De même, l’expérience et l’expertise des armées françaises dans la région devraient être mieux reconnues et valorisées. Depuis 1992, la France s’est coordonnée militairement avec ses partenaires australiens et néo-zélandais dans le cadre de l’accord FRANZ pour fournir une aide humanitaire et un soutien en réponse aux catastrophes naturelles dans la région, comme le cas récent aux Tonga. Avec les États-Unis, le groupe forme le « Quad Pacific », qui aide les États insulaires du Pacifique à surveiller leurs grandes zones économiques exclusives et à lutter contre la surpêche. À partir de 2021, la France a mis en place un séminaire régional des garde-côtes, créant un cadre pour une capacité et une coordination améliorées. Ces mécanismes peuvent également être étendus à des partenaires légitimes et intéressés comme le Japon ou le Royaume-Uni.

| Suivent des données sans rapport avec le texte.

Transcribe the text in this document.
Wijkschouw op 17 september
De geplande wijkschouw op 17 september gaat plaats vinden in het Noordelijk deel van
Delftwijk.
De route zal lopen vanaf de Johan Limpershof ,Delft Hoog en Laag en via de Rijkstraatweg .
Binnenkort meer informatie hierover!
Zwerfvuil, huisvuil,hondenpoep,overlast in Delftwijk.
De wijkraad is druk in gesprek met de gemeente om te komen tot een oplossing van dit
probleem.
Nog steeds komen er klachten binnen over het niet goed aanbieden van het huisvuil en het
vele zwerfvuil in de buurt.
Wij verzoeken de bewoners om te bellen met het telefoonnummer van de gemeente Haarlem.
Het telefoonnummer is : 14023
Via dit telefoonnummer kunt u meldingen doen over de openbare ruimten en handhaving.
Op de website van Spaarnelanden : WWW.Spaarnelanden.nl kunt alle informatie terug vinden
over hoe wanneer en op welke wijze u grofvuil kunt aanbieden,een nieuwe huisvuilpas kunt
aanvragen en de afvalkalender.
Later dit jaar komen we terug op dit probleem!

Enfin, les territoires français du Pacifique ont le potentiel de devenir le bastion de l’Europe dans la région, servant de pôles d’excellence et d’innovation qui apportent des solutions concrètes pour le développement durable des États insulaires.
Ces orientations ont le potentiel de concilier intérêts souverains et intérêts de puissance, positionnant la France comme un partenaire constructif dans la région Indo-Pacifique. Une action positive qui répond aux besoins de développement durable, de sécurité humaine et de sécurité maritime dans les pays insulaires du Pacifique aura un impact géopolitique important.